Un caballo de raza
Es muy fea. ¡Y sin embargo, es deliciosa!
El Tiempo y el Amor la han señalado con sus garras y la han enseñado cruelmente lo que cada minuto y cada beso se llevan de juventud y de frescura.
Es verdaderamente fea; es hormiga, araña, si queréis hasta esqueleto: ¡pero también es brebaje, magisterio, hechizo! En suma, es exquisita.

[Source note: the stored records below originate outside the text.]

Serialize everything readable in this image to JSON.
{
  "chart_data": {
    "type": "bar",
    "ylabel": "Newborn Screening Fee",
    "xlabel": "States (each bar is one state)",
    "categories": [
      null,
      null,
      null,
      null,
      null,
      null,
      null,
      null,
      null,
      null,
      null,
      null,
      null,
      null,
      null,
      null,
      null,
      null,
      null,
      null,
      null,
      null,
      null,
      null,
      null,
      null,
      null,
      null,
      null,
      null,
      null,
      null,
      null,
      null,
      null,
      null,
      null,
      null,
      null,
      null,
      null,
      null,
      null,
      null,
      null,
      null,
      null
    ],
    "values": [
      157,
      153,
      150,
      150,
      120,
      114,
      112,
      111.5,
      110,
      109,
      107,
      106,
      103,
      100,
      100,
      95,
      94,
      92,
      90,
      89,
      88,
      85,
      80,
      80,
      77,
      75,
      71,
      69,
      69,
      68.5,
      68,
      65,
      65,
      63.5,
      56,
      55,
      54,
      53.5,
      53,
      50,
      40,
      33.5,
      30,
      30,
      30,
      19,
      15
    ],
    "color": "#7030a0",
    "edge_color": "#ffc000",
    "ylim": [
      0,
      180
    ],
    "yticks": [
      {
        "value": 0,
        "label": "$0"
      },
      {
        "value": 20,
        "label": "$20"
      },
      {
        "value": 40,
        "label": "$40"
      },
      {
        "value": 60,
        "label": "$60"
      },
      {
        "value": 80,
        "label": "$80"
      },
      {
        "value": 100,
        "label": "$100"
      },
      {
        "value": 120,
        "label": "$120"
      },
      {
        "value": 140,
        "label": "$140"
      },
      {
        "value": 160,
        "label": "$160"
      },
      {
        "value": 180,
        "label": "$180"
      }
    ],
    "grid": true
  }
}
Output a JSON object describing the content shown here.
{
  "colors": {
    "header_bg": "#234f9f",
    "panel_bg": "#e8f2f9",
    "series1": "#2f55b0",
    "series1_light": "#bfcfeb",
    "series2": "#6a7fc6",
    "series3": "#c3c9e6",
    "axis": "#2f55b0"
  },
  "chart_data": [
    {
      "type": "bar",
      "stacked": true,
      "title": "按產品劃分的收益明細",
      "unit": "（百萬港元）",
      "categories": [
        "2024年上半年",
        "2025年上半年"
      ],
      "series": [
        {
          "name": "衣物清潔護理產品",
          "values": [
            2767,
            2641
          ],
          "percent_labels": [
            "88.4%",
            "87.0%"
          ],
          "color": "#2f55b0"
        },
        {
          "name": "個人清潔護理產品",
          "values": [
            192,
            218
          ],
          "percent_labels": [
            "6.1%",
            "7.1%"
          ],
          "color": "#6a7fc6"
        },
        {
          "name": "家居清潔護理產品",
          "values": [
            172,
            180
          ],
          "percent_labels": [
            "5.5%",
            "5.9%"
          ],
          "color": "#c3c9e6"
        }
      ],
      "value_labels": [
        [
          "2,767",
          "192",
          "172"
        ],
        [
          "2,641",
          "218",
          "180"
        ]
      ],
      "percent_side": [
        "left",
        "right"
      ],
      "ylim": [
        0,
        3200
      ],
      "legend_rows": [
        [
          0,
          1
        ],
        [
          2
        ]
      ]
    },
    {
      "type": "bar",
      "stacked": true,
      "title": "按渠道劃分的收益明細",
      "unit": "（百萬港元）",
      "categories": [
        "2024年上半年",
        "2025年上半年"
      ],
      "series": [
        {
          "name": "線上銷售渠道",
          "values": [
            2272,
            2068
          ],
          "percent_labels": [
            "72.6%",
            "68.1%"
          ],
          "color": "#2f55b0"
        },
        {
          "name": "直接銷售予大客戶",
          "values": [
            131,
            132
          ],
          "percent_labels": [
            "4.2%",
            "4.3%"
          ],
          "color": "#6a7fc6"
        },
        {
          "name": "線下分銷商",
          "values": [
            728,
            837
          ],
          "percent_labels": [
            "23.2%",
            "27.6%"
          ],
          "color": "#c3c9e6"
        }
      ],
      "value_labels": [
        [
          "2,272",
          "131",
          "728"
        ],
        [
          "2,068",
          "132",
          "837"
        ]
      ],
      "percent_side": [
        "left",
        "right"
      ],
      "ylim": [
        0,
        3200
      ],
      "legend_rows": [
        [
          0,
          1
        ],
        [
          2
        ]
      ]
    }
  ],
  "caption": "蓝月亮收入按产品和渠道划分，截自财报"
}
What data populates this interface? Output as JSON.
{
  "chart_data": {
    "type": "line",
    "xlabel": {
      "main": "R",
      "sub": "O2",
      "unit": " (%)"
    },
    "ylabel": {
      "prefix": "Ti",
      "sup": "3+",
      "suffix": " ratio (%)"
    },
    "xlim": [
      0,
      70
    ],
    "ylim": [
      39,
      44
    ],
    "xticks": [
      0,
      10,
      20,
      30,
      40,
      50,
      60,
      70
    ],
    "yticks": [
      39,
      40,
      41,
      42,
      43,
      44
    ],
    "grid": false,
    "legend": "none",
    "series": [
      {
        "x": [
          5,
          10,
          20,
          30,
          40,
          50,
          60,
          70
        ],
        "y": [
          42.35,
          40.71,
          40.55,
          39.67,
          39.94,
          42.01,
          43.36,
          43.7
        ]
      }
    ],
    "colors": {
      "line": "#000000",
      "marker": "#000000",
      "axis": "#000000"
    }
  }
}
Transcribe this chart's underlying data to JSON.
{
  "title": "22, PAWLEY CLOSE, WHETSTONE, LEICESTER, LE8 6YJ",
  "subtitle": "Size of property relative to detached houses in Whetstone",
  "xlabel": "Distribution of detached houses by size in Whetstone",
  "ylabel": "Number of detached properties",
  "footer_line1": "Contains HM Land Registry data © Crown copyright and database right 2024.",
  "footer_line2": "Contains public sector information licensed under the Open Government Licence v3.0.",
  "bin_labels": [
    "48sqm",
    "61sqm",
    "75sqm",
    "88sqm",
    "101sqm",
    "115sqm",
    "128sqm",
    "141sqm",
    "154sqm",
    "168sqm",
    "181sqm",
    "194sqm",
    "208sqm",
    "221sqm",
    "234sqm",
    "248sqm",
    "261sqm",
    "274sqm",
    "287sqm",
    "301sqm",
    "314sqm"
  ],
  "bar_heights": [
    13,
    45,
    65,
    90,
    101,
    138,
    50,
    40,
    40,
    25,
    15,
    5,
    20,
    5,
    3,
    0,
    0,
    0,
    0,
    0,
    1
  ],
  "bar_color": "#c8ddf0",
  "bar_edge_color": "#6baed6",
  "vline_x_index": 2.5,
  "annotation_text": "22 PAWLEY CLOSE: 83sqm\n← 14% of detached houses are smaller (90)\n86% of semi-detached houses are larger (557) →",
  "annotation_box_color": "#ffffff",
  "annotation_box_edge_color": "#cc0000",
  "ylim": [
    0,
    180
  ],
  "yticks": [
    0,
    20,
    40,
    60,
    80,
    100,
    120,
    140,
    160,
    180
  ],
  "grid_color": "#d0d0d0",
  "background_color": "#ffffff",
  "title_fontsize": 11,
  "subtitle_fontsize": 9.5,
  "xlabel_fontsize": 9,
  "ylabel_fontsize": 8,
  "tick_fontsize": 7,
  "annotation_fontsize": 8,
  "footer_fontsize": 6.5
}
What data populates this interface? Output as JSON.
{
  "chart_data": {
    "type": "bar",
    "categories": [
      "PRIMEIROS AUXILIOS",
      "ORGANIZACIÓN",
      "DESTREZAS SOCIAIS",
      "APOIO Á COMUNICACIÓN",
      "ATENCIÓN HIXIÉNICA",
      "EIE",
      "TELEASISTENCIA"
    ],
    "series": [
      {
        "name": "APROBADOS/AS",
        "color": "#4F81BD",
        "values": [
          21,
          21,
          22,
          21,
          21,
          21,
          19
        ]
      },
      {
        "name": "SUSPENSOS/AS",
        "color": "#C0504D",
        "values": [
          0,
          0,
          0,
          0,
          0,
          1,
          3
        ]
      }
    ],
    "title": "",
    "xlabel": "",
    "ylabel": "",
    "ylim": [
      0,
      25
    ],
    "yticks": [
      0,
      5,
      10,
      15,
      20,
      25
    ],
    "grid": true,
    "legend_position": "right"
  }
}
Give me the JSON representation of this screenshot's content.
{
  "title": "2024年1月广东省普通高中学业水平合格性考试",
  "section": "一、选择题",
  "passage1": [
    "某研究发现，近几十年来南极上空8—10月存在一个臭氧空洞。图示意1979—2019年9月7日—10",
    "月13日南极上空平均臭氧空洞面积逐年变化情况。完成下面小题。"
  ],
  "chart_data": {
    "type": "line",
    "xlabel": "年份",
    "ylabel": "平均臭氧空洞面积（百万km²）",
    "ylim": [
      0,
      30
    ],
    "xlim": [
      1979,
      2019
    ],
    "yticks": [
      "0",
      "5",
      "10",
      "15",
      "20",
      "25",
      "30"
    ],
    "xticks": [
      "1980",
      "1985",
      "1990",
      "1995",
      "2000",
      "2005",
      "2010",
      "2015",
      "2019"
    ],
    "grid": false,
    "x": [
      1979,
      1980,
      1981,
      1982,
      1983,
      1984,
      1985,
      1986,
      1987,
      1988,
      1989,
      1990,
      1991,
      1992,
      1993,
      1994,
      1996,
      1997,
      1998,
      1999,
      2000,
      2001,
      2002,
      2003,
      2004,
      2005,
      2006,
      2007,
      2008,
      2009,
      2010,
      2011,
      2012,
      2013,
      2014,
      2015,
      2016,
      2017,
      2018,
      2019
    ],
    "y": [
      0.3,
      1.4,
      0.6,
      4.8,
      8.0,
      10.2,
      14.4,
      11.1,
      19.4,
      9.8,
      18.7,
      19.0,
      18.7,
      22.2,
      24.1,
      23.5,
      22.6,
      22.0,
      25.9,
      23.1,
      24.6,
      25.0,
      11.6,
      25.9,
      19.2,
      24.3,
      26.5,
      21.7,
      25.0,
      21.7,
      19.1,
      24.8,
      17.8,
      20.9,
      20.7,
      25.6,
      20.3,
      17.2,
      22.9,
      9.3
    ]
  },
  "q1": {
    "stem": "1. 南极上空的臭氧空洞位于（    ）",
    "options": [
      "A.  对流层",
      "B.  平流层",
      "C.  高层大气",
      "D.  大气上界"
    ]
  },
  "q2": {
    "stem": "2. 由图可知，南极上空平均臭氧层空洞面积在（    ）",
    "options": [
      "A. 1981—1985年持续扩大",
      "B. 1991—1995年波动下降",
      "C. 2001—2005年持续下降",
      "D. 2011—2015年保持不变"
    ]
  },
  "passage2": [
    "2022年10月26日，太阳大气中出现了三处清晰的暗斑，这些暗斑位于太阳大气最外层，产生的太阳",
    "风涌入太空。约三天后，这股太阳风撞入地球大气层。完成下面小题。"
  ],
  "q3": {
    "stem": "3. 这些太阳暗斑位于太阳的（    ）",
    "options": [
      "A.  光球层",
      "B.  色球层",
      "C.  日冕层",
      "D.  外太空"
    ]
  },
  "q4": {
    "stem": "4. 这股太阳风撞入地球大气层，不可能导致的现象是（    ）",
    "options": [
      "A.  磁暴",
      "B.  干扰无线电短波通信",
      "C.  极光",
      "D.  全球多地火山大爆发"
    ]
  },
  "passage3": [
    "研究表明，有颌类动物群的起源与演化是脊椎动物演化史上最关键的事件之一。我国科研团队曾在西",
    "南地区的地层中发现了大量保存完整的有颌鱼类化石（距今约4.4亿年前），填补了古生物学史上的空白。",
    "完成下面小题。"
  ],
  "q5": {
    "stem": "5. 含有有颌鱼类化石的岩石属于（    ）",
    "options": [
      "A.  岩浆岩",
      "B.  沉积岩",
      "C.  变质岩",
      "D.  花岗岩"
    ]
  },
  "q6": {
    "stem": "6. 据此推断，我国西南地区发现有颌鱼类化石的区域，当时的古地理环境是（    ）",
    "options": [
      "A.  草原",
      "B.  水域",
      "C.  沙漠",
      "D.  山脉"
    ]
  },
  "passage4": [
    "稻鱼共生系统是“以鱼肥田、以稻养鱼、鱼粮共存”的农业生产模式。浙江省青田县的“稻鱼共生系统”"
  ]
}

No pudo el Tiempo romper la armonía chispeante de su andar y la elegancia indestructible de su armazón. El Amor no pudo alterar la suavidad de su hálito infantil, y el tiempo nada arrancó de su abundante crin que exhala en leonados perfumes toda la vitalidad endiablada del Mediodía francés: Nimes, Aix, Arles, Aviñón, Narbona, Tolosa, ¡ciudades benditas del sol, enamoradas y encantadoras!
En vano la mordieron con buenos dientes el Tiempo y el Amor; en nada amenguaron el encanto vago, pero eterno, de su pecho de doncel.
Gastada quizá, pero no fatigada, y siempre heroica, hace pensar en esos caballos de raza fina que los ojos del verdadero aficionado distinguen aunque vayan enganchados a un coche de alquiler o a un lento carromato.
¡Y es, además, tan dulce y ferviente! Quiere como se quiere en otoño; diríase que la proximidad del invierno prende en su corazón un fuego nuevo, y nada de fatigoso hubo jamás en lo servil de su ternura.